Safety precautions around air quality will therefore vary depending on the employer, a number of construction workers told City Limits Friday at a training workshop hosted by NICE.

Nelson, a 46-year-old construction worker who does scaffolding in the Bronx for EXO Construction Inc., said his company halted work both during the first round of wildfire smoke and on Friday, June 30.

Mirian Cumbicos, who is currently doing plaster and paint work at a site on 14th Street, said her employer also called off work on Friday. While she and her fellow workers spend most of their time inside, her employer decided to cancel given that they normally keep windows and doors open, Cumbicos said.

The type of protective equipment offered also varies employer to employer. Ivonne Molano, who previously worked in construction and now works at NICE, said it’s not the norm for employers to provide protective equipment. If anything, she said, they will hand out medical masks, which the CDC says do not offer sufficient respiratory protection for workers.

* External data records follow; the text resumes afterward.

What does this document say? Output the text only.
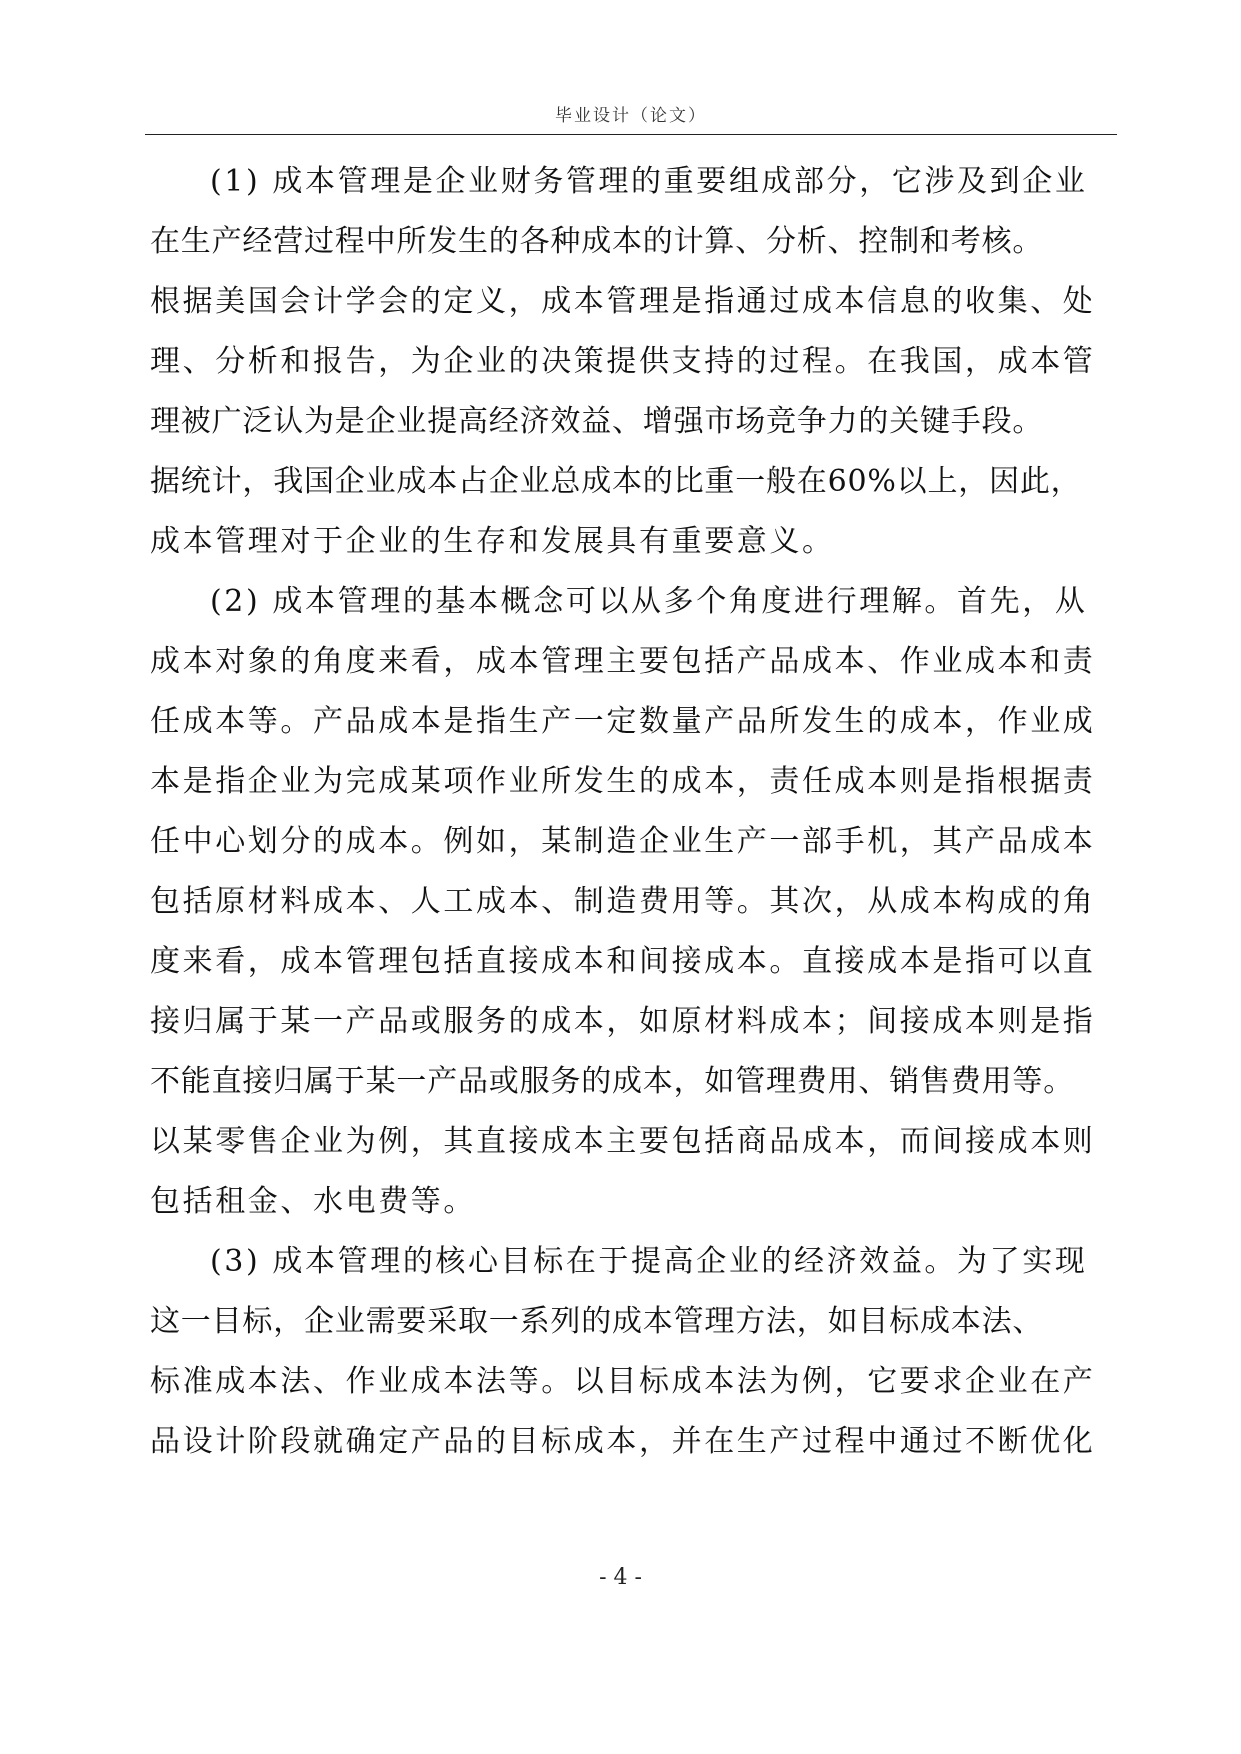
毕业设计（论文）
(1) 成本管理是企业财务管理的重要组成部分，它涉及到企业
在生产经营过程中所发生的各种成本的计算、分析、控制和考核。
根据美国会计学会的定义，成本管理是指通过成本信息的收集、处
理、分析和报告，为企业的决策提供支持的过程。在我国，成本管
理被广泛认为是企业提高经济效益、增强市场竞争力的关键手段。
据统计，我国企业成本占企业总成本的比重一般在60%以上，因此，
成本管理对于企业的生存和发展具有重要意义。
(2) 成本管理的基本概念可以从多个角度进行理解。首先，从
成本对象的角度来看，成本管理主要包括产品成本、作业成本和责
任成本等。产品成本是指生产一定数量产品所发生的成本，作业成
本是指企业为完成某项作业所发生的成本，责任成本则是指根据责
任中心划分的成本。例如，某制造企业生产一部手机，其产品成本
包括原材料成本、人工成本、制造费用等。其次，从成本构成的角
度来看，成本管理包括直接成本和间接成本。直接成本是指可以直
接归属于某一产品或服务的成本，如原材料成本；间接成本则是指
不能直接归属于某一产品或服务的成本，如管理费用、销售费用等。
以某零售企业为例，其直接成本主要包括商品成本，而间接成本则
包括租金、水电费等。
(3) 成本管理的核心目标在于提高企业的经济效益。为了实现
这一目标，企业需要采取一系列的成本管理方法，如目标成本法、
标准成本法、作业成本法等。以目标成本法为例，它要求企业在产
品设计阶段就确定产品的目标成本，并在生产过程中通过不断优化
- 4 -
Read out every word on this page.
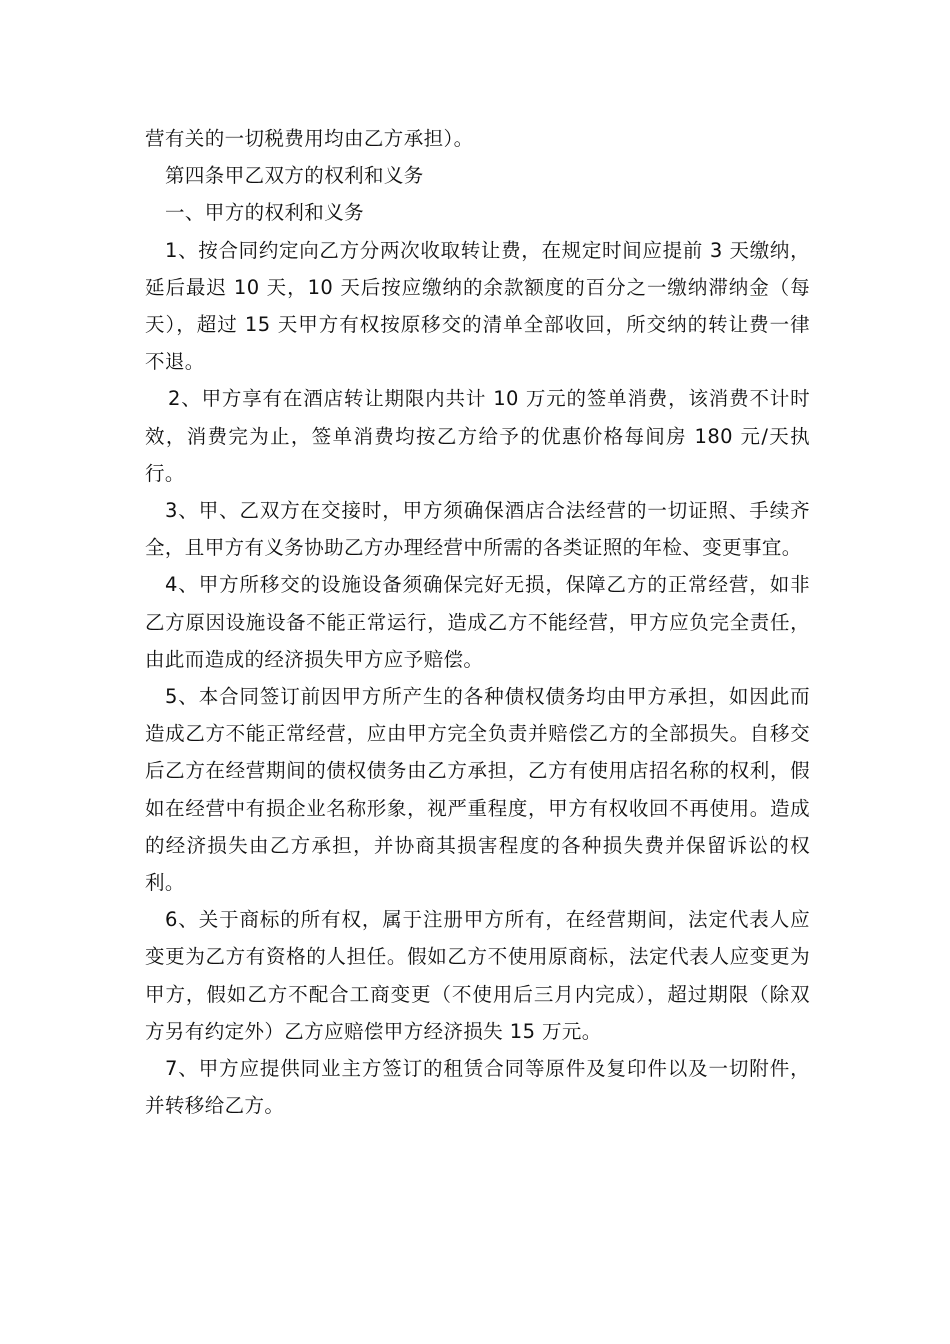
营有关的一切税费用均由乙方承担）。

第四条甲乙双方的权利和义务

一、甲方的权利和义务

1、按合同约定向乙方分两次收取转让费，在规定时间应提前 3 天缴纳，延后最迟 10 天，10 天后按应缴纳的余款额度的百分之一缴纳滞纳金（每天），超过 15 天甲方有权按原移交的清单全部收回，所交纳的转让费一律不退。

2、甲方享有在酒店转让期限内共计 10 万元的签单消费，该消费不计时效，消费完为止，签单消费均按乙方给予的优惠价格每间房 180 元/天执行。

3、甲、乙双方在交接时，甲方须确保酒店合法经营的一切证照、手续齐全，且甲方有义务协助乙方办理经营中所需的各类证照的年检、变更事宜。

4、甲方所移交的设施设备须确保完好无损，保障乙方的正常经营，如非乙方原因设施设备不能正常运行，造成乙方不能经营，甲方应负完全责任，由此而造成的经济损失甲方应予赔偿。

5、本合同签订前因甲方所产生的各种债权债务均由甲方承担，如因此而造成乙方不能正常经营，应由甲方完全负责并赔偿乙方的全部损失。自移交后乙方在经营期间的债权债务由乙方承担，乙方有使用店招名称的权利，假如在经营中有损企业名称形象，视严重程度，甲方有权收回不再使用。造成的经济损失由乙方承担，并协商其损害程度的各种损失费并保留诉讼的权利。

6、关于商标的所有权，属于注册甲方所有，在经营期间，法定代表人应变更为乙方有资格的人担任。假如乙方不使用原商标，法定代表人应变更为甲方，假如乙方不配合工商变更（不使用后三月内完成），超过期限（除双方另有约定外）乙方应赔偿甲方经济损失 15 万元。

7、甲方应提供同业主方签订的租赁合同等原件及复印件以及一切附件，并转移给乙方。
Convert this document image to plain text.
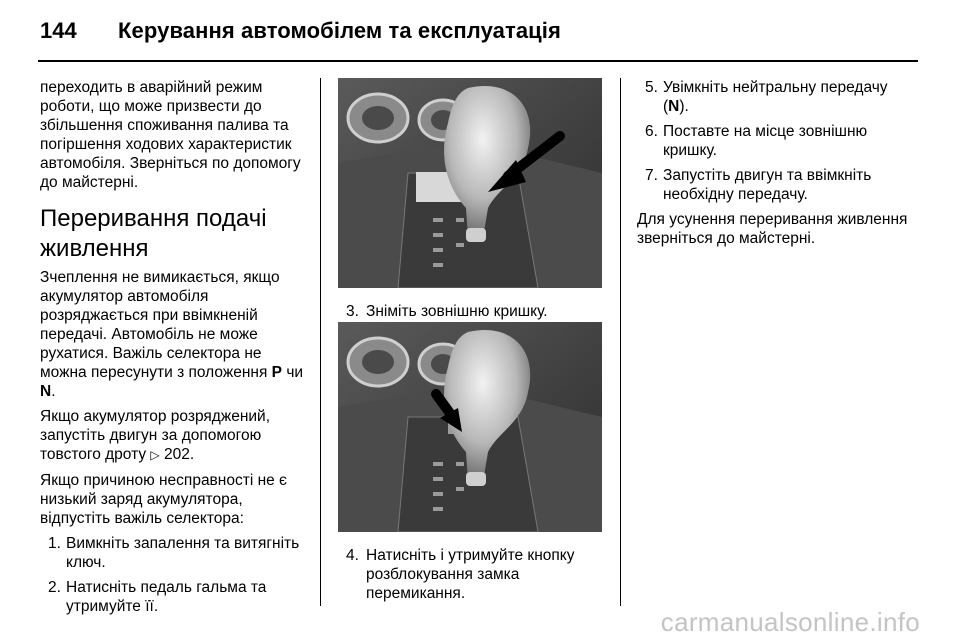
144 Керування автомобілем та експлуатація

переходить в аварійний режим роботи, що може призвести до збільшення споживання палива та погіршення ходових характеристик автомобіля. Зверніться по допомогу до майстерні.

Переривання подачі живлення

Зчеплення не вимикається, якщо акумулятор автомобіля розряджається при ввімкненій передачі. Автомобіль не може рухатися. Важіль селектора не можна пересунути з положення P чи N.

Якщо акумулятор розряджений, запустіть двигун за допомогою товстого дроту ▷ 202.

Якщо причиною несправності не є низький заряд акумулятора, відпустіть важіль селектора:

1. Вимкніть запалення та витягніть ключ.
2. Натисніть педаль гальма та утримуйте її.
3. Зніміть зовнішню кришку.
4. Натисніть і утримуйте кнопку розблокування замка перемикання.
5. Увімкніть нейтральну передачу (N).
6. Поставте на місце зовнішню кришку.
7. Запустіть двигун та ввімкніть необхідну передачу.

Для усунення переривання живлення зверніться до майстерні.

carmanualsonline.info
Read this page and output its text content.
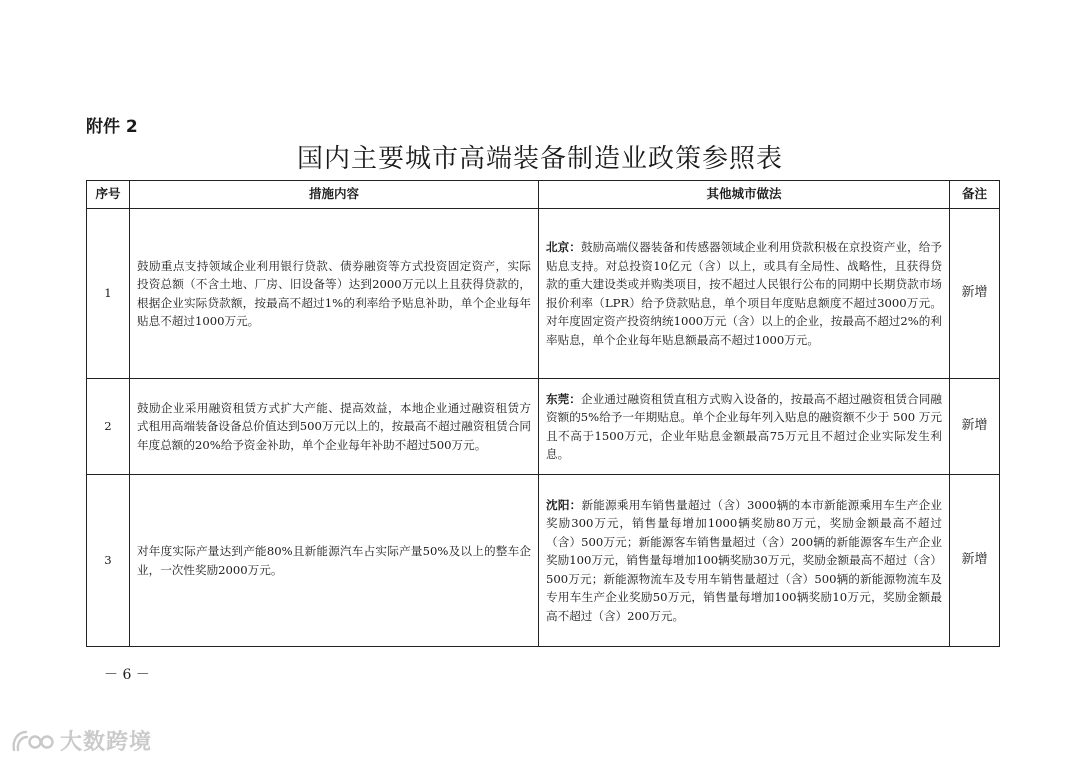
附件 2
国内主要城市高端装备制造业政策参照表
序号	措施内容	其他城市做法	备注
1	鼓励重点支持领域企业利用银行贷款、债券融资等方式投资固定资产，实际投资总额（不含土地、厂房、旧设备等）达到2000万元以上且获得贷款的，根据企业实际贷款额，按最高不超过1%的利率给予贴息补助，单个企业每年贴息不超过1000万元。	北京：鼓励高端仪器装备和传感器领域企业利用贷款积极在京投资产业，给予贴息支持。对总投资10亿元（含）以上，或具有全局性、战略性，且获得贷款的重大建设类或并购类项目，按不超过人民银行公布的同期中长期贷款市场报价利率（LPR）给予贷款贴息，单个项目年度贴息额度不超过3000万元。对年度固定资产投资纳统1000万元（含）以上的企业，按最高不超过2%的利率贴息，单个企业每年贴息额最高不超过1000万元。	新增
2	鼓励企业采用融资租赁方式扩大产能、提高效益，本地企业通过融资租赁方式租用高端装备设备总价值达到500万元以上的，按最高不超过融资租赁合同年度总额的20%给予资金补助，单个企业每年补助不超过500万元。	东莞：企业通过融资租赁直租方式购入设备的，按最高不超过融资租赁合同融资额的5%给予一年期贴息。单个企业每年列入贴息的融资额不少于 500 万元且不高于1500万元，企业年贴息金额最高75万元且不超过企业实际发生利息。	新增
3	对年度实际产量达到产能80%且新能源汽车占实际产量50%及以上的整车企业，一次性奖励2000万元。	沈阳：新能源乘用车销售量超过（含）3000辆的本市新能源乘用车生产企业奖励300万元，销售量每增加1000辆奖励80万元，奖励金额最高不超过（含）500万元；新能源客车销售量超过（含）200辆的新能源客车生产企业奖励100万元，销售量每增加100辆奖励30万元，奖励金额最高不超过（含）500万元；新能源物流车及专用车销售量超过（含）500辆的新能源物流车及专用车生产企业奖励50万元，销售量每增加100辆奖励10万元，奖励金额最高不超过（含）200万元。	新增
－ 6 －
大数跨境
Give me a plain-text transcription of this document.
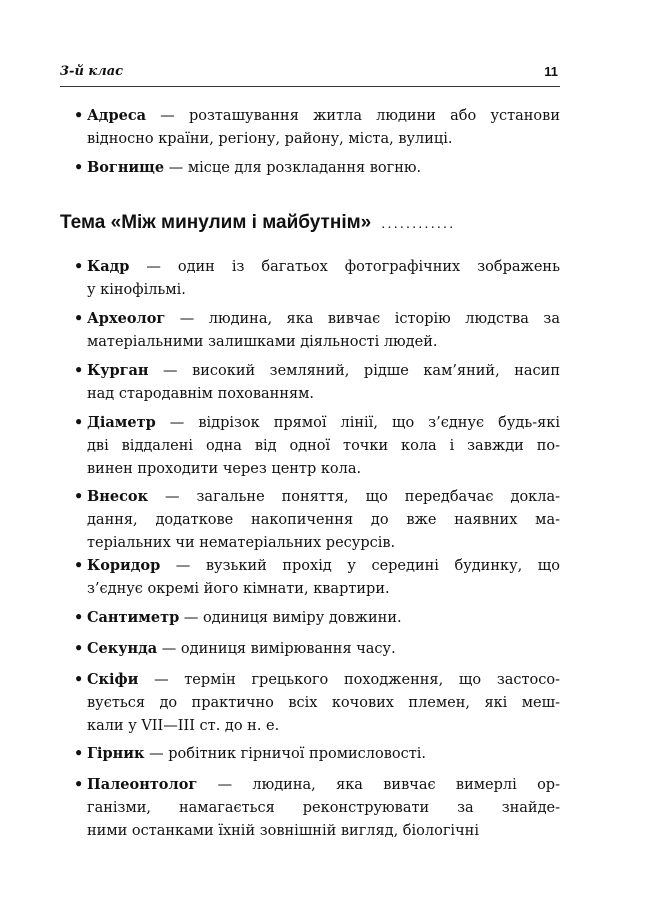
3-й клас	11
Тема «Між минулим і майбутнім» ............
• Адреса — розташування житла людини або установи
відносно країни, регіону, району, міста, вулиці.
• Вогнище — місце для розкладання вогню.
• Кадр — один із багатьох фотографічних зображень
у кінофільмі.
• Археолог — людина, яка вивчає історію людства за
матеріальними залишками діяльності людей.
• Курган — високий земляний, рідше кам’яний, насип
над стародавнім похованням.
• Діаметр — відрізок прямої лінії, що з’єднує будь-які
дві віддалені одна від одної точки кола і завжди по-
винен проходити через центр кола.
• Внесок — загальне поняття, що передбачає докла-
дання, додаткове накопичення до вже наявних ма-
теріальних чи нематеріальних ресурсів.
• Коридор — вузький прохід у середині будинку, що
з’єднує окремі його кімнати, квартири.
• Сантиметр — одиниця виміру довжини.
• Секунда — одиниця вимірювання часу.
• Скіфи — термін грецького походження, що застосо-
вується до практично всіх кочових племен, які меш-
кали у VII—III ст. до н. е.
• Гірник — робітник гірничої промисловості.
• Палеонтолог — людина, яка вивчає вимерлі ор-
ганізми, намагається реконструювати за знайде-
ними останками їхній зовнішній вигляд, біологічні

“There are employers who are going to take away outside work when there’s risk, and they’re going to provide you with the appropriate mask,” said Colon Hernández, NICE’s deputy director. “But there’s also employers that are going to disregard all of these notices and keep people working outside.”

Immigrants make up a large part of the construction workforce—according to a state comptroller report, they held 53 percent of the construction jobs in New York City in 2020—and can be more vulnerable to workplace safety issues, Hernández said.

Without obvious cues, like the smell of smoke or orange air, many immigrants might not recognize the severity of the situation, she said. On top of that, not everyone has access to phones or the internet, especially newly arrived asylum seekers, some of whom are taking up jobs in the construction industry.

Gov. Kathy Hochul on Thursday announced that the State Division of Homeland Security and Emergency Services would send emergency cell phone alerts to warn New Yorkers if the air quality index surpasses 200, which would be considered “very unhealthy.” This is the first time that the state has issued alerts of this type.

Similarly, the State Department of Labor issued an announcement last week “encouraging employers to limit outdoor work and activities that require exertion when Air Quality Health Advisories in their region are in effect.”

“This is the new normal for New Yorkers,” the governor said during a press briefing on the conditions late last week. “It’s going to be important for people to stay vigilant.”